The CPR was incorporated by statute on February 16, 1881 (44 Victoria, c. 1) under the leadership of George Stephen, Donald Smith, James J. Hill, Norman Kittson, and Duncan McIntyre. The federal government provided subsidies of 25 million dollars in cash and 25 million acres of prairie land (later reduced to 7 million acres after the company preferred cash). The contract specified completion by 1891 (a 10-year period). William Cornelius Van Horne (1843 to 1915), an American railway executive, was hired as general manager in 1882 and drove the construction with extraordinary speed.
Construction faced enormous challenges. The Canadian Shield section north of Lake Superior (about 1,000 kilometres of muskeg, granite, and deep ravines) was the most difficult engineering challenge in railway history at the time. About 4,000 Chinese workers were employed on the British Columbia section through the Fraser Canyon and the Rocky Mountain passes; an estimated 600 to more than 1,000 Chinese workers died from accidents, disease, and exposure. Their wages were about half those of white workers. The federal Chinese Immigration Act of 1885 (the Head Tax) was imposed in part to discourage Chinese immigration after the railway's completion. Prime Minister Stephen Harper formally apologised for the Head Tax on June 22, 2006.

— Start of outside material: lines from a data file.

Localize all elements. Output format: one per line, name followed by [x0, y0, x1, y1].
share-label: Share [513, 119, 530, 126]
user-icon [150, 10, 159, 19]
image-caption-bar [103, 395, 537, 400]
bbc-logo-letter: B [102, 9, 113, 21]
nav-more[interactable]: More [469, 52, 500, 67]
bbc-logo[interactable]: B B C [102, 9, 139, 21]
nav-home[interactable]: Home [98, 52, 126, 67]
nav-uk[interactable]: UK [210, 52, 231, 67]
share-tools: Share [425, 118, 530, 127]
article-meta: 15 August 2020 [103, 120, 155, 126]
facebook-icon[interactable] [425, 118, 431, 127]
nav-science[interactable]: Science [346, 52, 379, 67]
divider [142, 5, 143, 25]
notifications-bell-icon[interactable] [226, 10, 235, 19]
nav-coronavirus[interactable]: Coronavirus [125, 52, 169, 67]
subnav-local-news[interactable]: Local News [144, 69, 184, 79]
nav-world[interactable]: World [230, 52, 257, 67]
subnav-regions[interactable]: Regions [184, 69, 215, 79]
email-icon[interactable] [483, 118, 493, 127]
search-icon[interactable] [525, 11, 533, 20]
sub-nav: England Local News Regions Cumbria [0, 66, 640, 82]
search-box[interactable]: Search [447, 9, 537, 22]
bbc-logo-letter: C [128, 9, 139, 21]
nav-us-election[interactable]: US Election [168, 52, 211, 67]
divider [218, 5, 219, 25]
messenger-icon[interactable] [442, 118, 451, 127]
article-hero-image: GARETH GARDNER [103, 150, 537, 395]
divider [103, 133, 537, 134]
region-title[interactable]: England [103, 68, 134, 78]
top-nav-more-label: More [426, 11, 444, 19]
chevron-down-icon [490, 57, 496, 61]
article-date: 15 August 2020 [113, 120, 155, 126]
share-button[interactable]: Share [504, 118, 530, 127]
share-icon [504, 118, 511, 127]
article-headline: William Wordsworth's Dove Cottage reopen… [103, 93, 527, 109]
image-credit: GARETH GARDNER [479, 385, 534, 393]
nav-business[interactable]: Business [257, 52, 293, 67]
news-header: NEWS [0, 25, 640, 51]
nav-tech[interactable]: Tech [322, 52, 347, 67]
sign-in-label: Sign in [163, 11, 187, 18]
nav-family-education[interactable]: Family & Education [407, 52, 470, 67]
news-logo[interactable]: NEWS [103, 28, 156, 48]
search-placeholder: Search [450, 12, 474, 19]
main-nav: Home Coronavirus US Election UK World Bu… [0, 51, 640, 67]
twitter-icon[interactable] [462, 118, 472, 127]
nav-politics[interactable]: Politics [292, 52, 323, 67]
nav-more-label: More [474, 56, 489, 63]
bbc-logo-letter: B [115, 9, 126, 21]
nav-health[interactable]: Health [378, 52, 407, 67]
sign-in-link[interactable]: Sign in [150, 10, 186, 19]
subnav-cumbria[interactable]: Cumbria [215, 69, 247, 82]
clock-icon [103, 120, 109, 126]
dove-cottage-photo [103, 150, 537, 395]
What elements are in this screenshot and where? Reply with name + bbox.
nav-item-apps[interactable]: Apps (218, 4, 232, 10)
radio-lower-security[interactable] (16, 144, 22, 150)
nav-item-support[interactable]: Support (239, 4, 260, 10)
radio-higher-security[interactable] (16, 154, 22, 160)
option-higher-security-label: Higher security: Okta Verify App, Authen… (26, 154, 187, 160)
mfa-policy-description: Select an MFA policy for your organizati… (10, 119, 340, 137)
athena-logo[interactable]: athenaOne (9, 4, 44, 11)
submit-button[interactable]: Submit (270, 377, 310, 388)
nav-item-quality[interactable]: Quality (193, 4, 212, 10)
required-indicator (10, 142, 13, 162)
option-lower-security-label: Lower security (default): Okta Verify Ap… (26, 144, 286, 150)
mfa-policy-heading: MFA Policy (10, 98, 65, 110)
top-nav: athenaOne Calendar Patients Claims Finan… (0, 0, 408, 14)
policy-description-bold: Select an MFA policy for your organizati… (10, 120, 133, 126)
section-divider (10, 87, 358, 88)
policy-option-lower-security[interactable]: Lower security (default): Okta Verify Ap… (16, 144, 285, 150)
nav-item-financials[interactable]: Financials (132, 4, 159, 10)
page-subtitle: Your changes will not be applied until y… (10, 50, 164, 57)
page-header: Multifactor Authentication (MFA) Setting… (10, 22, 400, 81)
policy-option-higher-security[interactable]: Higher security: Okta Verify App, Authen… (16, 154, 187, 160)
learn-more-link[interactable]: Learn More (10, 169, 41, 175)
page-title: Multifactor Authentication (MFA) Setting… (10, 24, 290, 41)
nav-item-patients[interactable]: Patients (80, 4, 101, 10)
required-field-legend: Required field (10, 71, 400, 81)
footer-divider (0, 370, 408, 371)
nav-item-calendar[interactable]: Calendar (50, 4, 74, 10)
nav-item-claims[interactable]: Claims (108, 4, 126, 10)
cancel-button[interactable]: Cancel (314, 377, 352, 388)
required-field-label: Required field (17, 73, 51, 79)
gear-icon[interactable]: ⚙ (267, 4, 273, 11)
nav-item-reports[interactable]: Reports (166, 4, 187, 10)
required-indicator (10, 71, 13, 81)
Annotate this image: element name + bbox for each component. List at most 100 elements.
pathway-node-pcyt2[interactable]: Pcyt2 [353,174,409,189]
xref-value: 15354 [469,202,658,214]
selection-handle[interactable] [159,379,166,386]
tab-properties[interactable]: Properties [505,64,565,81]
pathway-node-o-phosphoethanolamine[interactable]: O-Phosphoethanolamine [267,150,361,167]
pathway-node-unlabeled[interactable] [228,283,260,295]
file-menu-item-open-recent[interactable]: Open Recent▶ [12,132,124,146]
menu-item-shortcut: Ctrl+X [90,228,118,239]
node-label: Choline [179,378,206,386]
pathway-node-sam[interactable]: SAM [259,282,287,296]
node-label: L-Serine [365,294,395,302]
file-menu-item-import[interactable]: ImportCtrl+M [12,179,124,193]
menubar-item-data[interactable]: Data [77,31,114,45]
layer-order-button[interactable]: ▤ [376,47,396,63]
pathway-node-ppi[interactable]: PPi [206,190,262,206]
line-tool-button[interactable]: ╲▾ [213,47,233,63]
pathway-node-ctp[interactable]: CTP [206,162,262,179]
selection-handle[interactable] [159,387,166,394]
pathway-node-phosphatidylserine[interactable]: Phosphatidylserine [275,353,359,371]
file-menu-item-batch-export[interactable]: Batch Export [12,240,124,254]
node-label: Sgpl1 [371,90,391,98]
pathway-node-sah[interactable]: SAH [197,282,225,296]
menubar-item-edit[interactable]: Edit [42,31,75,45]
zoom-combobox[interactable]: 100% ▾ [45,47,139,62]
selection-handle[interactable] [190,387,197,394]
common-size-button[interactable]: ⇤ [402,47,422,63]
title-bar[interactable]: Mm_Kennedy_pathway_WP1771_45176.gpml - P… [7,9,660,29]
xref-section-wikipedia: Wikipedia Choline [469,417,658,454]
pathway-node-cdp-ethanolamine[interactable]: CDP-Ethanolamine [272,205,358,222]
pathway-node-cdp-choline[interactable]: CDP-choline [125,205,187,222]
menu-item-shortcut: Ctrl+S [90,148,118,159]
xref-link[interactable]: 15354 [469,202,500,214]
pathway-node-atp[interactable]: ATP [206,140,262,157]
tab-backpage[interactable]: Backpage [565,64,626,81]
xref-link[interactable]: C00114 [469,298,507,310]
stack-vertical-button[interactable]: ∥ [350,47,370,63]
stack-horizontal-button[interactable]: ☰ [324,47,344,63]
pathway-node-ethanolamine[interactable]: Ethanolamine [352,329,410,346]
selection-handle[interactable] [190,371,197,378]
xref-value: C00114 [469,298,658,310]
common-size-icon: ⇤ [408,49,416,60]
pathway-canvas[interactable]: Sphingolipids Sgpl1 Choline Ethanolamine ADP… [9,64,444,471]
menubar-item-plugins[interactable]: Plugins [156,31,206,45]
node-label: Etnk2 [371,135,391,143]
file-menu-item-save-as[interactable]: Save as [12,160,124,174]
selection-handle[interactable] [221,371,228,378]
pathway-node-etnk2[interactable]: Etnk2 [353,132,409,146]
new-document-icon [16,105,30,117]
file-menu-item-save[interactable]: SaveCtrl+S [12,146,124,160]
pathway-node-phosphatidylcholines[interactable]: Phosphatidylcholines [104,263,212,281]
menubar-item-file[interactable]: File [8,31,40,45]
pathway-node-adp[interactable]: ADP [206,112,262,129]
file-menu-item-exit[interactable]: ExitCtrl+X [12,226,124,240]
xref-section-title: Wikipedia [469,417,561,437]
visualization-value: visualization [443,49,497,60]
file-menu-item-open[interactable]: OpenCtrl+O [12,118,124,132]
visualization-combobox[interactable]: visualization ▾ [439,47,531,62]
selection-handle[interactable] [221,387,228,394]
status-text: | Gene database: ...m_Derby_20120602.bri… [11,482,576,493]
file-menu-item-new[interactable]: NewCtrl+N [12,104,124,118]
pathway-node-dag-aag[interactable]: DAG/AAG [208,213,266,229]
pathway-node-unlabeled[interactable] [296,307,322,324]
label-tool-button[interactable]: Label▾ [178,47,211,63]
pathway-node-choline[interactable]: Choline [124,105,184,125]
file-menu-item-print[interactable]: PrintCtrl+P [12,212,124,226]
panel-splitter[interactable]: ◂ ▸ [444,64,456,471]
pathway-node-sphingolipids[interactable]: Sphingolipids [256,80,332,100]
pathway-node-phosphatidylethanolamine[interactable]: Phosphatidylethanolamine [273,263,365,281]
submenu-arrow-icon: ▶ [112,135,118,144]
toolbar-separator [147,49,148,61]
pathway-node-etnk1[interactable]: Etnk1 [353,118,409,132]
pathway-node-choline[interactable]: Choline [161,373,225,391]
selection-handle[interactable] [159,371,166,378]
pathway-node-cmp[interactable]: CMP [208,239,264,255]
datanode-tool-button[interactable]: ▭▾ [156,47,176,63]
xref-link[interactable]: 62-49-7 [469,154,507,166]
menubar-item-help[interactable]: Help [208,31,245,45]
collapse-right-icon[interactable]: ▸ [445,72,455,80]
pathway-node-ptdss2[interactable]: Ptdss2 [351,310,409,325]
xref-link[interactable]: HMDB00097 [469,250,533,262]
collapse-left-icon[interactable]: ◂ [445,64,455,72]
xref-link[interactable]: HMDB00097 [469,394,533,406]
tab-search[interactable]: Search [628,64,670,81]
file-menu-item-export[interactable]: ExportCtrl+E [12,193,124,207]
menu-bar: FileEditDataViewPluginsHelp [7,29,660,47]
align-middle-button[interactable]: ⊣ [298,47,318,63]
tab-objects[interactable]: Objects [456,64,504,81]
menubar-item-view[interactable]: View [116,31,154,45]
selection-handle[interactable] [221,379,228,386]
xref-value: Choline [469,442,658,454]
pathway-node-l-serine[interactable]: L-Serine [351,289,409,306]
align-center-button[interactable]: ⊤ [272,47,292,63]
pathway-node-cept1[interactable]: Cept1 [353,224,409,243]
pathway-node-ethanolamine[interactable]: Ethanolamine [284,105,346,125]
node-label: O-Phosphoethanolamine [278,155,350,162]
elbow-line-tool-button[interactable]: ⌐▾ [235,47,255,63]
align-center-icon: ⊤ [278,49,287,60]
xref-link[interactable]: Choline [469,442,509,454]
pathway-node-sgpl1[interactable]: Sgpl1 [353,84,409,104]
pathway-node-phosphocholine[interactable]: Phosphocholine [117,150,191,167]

The North-West Rebellion of March to May 1885 directly affected the railway. Federal troops were rushed west on the partially built CPR to suppress the rebellion at Batoche. The 1,000-kilometre transit took only about ten days, demonstrating the railway's strategic value and helping secure additional federal support for the project. The Last Spike ceremony at Craigellachie was modest (no champagne, just an iron spike); the famous photograph by Alexander Ross of George Stephen, Donald Smith, William Van Horne, Sandford Fleming, and others is one of the most iconic images in Canadian history. Regular passenger service began in June 1886. The CPR remained Canada's dominant transcontinental carrier for a century, played a central role in immigration to the prairies, and is now a major freight railway. The Last Spike site at Craigellachie is a Parks Canada national historic site.
Why this matters for your test
The CPR's completion bound Canada together as a transcontinental nation. Recognising the November 7, 1885 Last Spike at Craigellachie and the Chinese workers' contribution gives candidates two specific anchors.